Presidential jewels, pants optional, another weird dream
Because you people seem to get a kick out of my subconscious, I thought I’d let you know that I had one of those nights where the dreams came fast, furious, and bizarre. Did you know, for instance, that the time between the first morning alarm and actually getting out of the bed is called my caucus time? At least that’s what someone in one of my dreams told me. No obvious connection to Asian geography or political gatherings. Mine lasts anywhere from ten to fifteen minutes. Your results may vary.
The most memorable dream of last night, however, involved a parade, a ring, and president George H. W. Bush. Stop now if you’re squeamish or under ten.
I’m kidding. This is totally a PG dream. You might have to explain what chaps are and why someone would be wearing them in a jewelry store. Type that explanation into the comments so I’ll know too.

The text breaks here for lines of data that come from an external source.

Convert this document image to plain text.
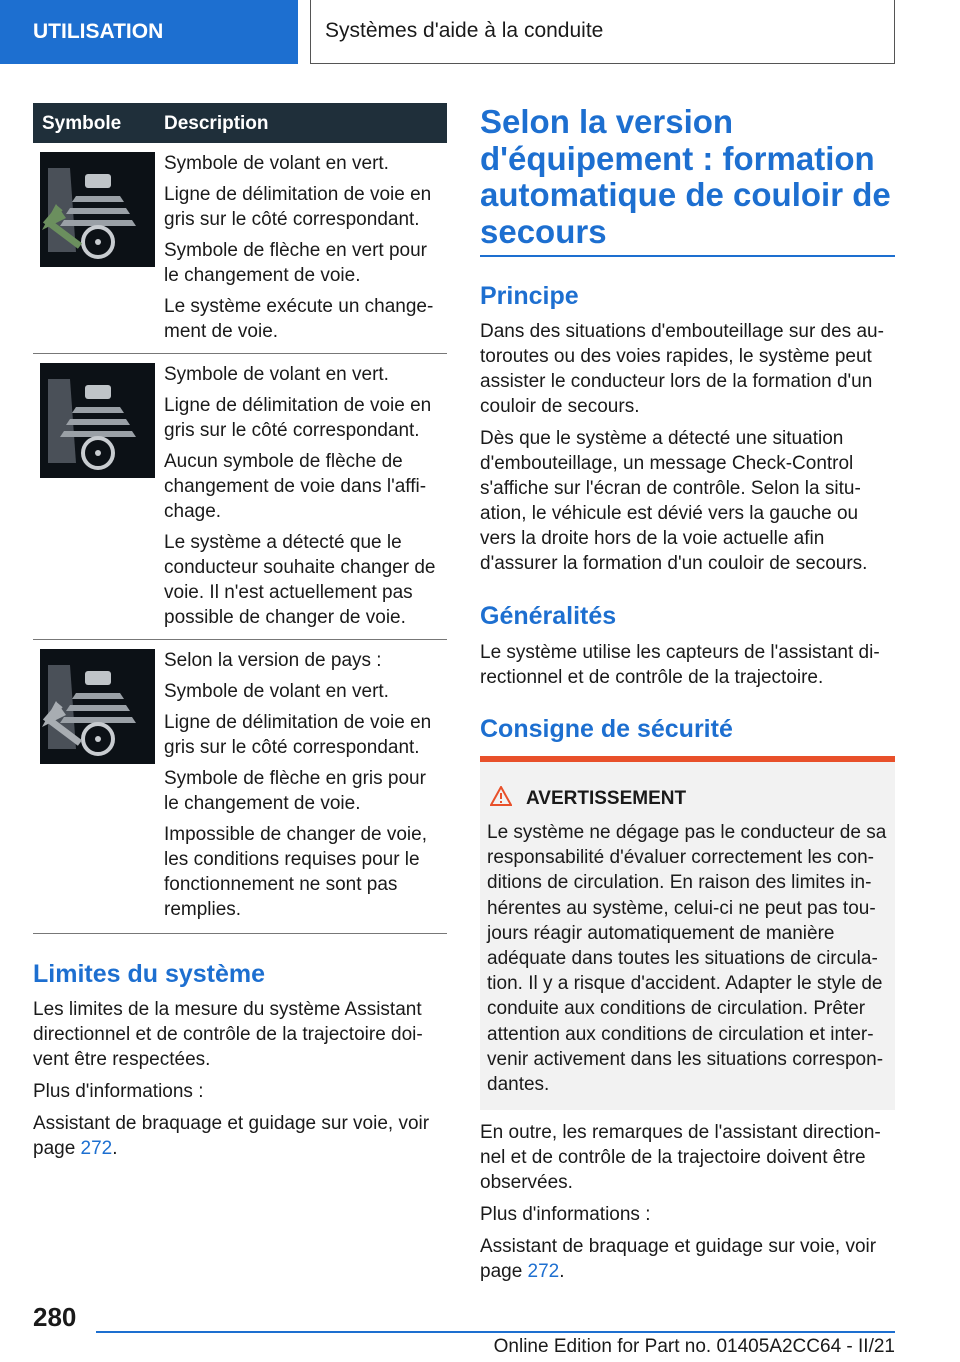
UTILISATION	Systèmes d'aide à la conduite
Symbole Description

Symbole de volant en vert.

Ligne de délimitation de voie en gris sur le côté correspondant.

Symbole de flèche en vert pour le changement de voie.

Le système exécute un change-ment de voie.

Symbole de volant en vert.

Ligne de délimitation de voie en gris sur le côté correspondant.

Aucun symbole de flèche de changement de voie dans l'affi-chage.

Le système a détecté que le conducteur souhaite changer de voie. Il n'est actuellement pas possible de changer de voie.

Selon la version de pays :

Symbole de volant en vert.

Ligne de délimitation de voie en gris sur le côté correspondant.

Symbole de flèche en gris pour le changement de voie.

Impossible de changer de voie, les conditions requises pour le fonctionnement ne sont pas remplies.

Limites du système

Les limites de la mesure du système Assistant directionnel et de contrôle de la trajectoire doi-vent être respectées.

Plus d'informations :

Assistant de braquage et guidage sur voie, voir page 272.

Selon la version d'équipement : formation automatique de couloir de secours
Principe

Dans des situations d'embouteillage sur des au-toroutes ou des voies rapides, le système peut assister le conducteur lors de la formation d'un couloir de secours.

Dès que le système a détecté une situation d'embouteillage, un message Check-Control s'affiche sur l'écran de contrôle. Selon la situ-ation, le véhicule est dévié vers la gauche ou vers la droite hors de la voie actuelle afin d'assurer la formation d'un couloir de secours.

Généralités

Le système utilise les capteurs de l'assistant di-rectionnel et de contrôle de la trajectoire.

Consigne de sécurité
AVERTISSEMENT
Le système ne dégage pas le conducteur de sa responsabilité d'évaluer correctement les con-ditions de circulation. En raison des limites in-hérentes au système, celui-ci ne peut pas tou-jours réagir automatiquement de manière adéquate dans toutes les situations de circula-tion. Il y a risque d'accident. Adapter le style de conduite aux conditions de circulation. Prêter attention aux conditions de circulation et inter-venir activement dans les situations correspon-dantes.

En outre, les remarques de l'assistant direction-nel et de contrôle de la trajectoire doivent être observées.

Plus d'informations :

Assistant de braquage et guidage sur voie, voir page 272.

280
Online Edition for Part no. 01405A2CC64 - II/21
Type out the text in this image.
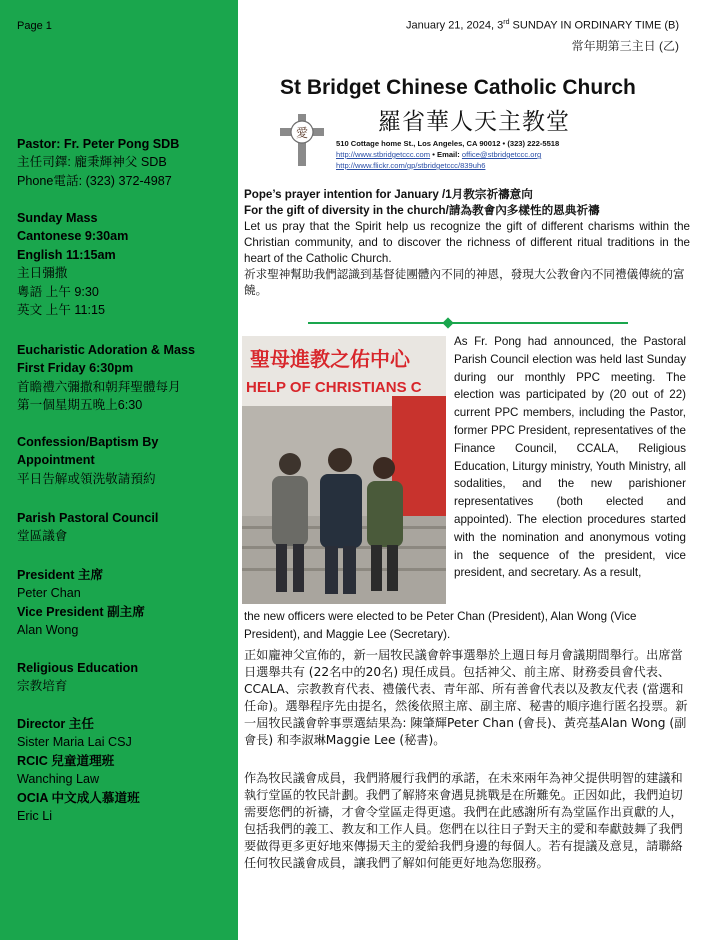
Page 1
Pastor: Fr. Peter Pong SDB
主任司鐸: 龐秉輝神父 SDB
Phone電話: (323) 372-4987
Sunday Mass
Cantonese 9:30am
English 11:15am
主日彌撒
粵語 上午 9:30
英文 上午 11:15
Eucharistic Adoration & Mass
First Friday 6:30pm
首瞻禮六彌撒和朝拜聖體每月
第一個星期五晚上6:30
Confession/Baptism By
Appointment
平日告解或領洗敬請預約
Parish Pastoral Council
堂區議會
President 主席
Peter Chan
Vice President 副主席
Alan Wong
Religious Education
宗教培育
Director 主任
Sister Maria Lai CSJ
RCIC 兒童道理班
Wanching Law
OCIA 中文成人慕道班
Eric Li
January 21, 2024, 3rd SUNDAY IN ORDINARY TIME (B)
常年期第三主日 (乙)
St Bridget Chinese Catholic Church
羅省華人天主教堂
愛
510 Cottage home St., Los Angeles, CA 90012 • (323) 222-5518
http://www.stbridgetccc.com • Email: office@stbridgetccc.org
http://www.flickr.com/gp/stbridgetccc/839uh6
Pope’s prayer intention for January /1月教宗祈禱意向
For the gift of diversity in the church/請為教會內多樣性的恩典祈禱
Let us pray that the Spirit help us recognize the gift of different charisms within the Christian community, and to discover the richness of different ritual traditions in the heart of the Catholic Church.
祈求聖神幫助我們認識到基督徒團體內不同的神恩，發現大公教會內不同禮儀傳統的富饒。
聖母進教之佑中心
HELP OF CHRISTIANS C
As Fr. Pong had announced, the Pastoral Parish Council election was held last Sunday during our monthly PPC meeting. The election was participated by (20 out of 22) current PPC members, including the Pastor, former PPC President, representatives of the Finance Council, CCALA, Religious Education, Liturgy ministry, Youth Ministry, all sodalities, and the new parishioner representatives (both elected and appointed). The election procedures started with the nomination and anonymous voting in the sequence of the president, vice president, and secretary. As a result,
the new officers were elected to be Peter Chan (President), Alan Wong (Vice President), and Maggie Lee (Secretary).
正如龐神父宣佈的，新一屆牧民議會幹事選舉於上週日每月會議期間舉行。出席當日選舉共有 (22名中的20名) 現任成員。包括神父、前主席、財務委員會代表、CCALA、宗教教育代表、禮儀代表、青年部、所有善會代表以及教友代表 (當選和任命)。選舉程序先由提名，然後依照主席、副主席、秘書的順序進行匿名投票。新一屆牧民議會幹事票選結果為: 陳肇輝Peter Chan (會長)、黃亮基Alan Wong (副會長) 和李淑琳Maggie Lee (秘書)。
作為牧民議會成員，我們將履行我們的承諾，在未來兩年為神父提供明智的建議和執行堂區的牧民計劃。我們了解將來會遇見挑戰是在所難免。正因如此，我們迫切需要您們的祈禱，才會令堂區走得更遠。我們在此感謝所有為堂區作出貢獻的人，包括我們的義工、教友和工作人員。您們在以往日子對天主的愛和奉獻鼓舞了我們要做得更多更好地來傳揚天主的愛給我們身邊的每個人。若有提議及意見，請聯絡任何牧民議會成員，讓我們了解如何能更好地為您服務。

Partner and I were wandering the streets along the route of a large raucous parade. Where? Dreamland, I guess. It was no place I’m familiar with. What kind of parade? No idea. Big one. With streamers. And screaming. And costumes. But not a drunk one at night. Bright, sunny, kid-friendly daylight. After watching a few floats go by, we wandered into a store to do a little jewelry shopping.
Now, those of you who know me, will con to the fact that I don’t “shop” for much, especially not jewelry. The last time I went jewelry shopping was nearly fourteen years ago for the fourteen minutes it took to pick out my wedding ring. Now that I think of it, in this dream, I might have been wearing my wedding dress. Go figure.
Anyway, we wandered into a jewelry store, and before I could say “Hail to the Chief,” a young version of President George H.W. Bush walked out from behind the jewelry counter to greet us. He wore a brown polyester leisure suit with a creamy paisley shirt. Imagine the smarmiest seventies leisure suit with the most extreme butterfly collar. Yes. That’s the one. But his pants were the best part.
Rather than regular trousers, the president’s “pants” were more like chaps, belled widely at the bottom of the legs, but open across the inside of the thigh and crotch. The better to show off his dark-greyish-green, snakeskin-print briefs that matched his pointy-toed boots.
Yep.
After that? Who would remember what came after that? Not on purpose anyway.
Reader Comments (2)
Hysterical. Or downright frightening, as the case may be. Love your writing, Dani.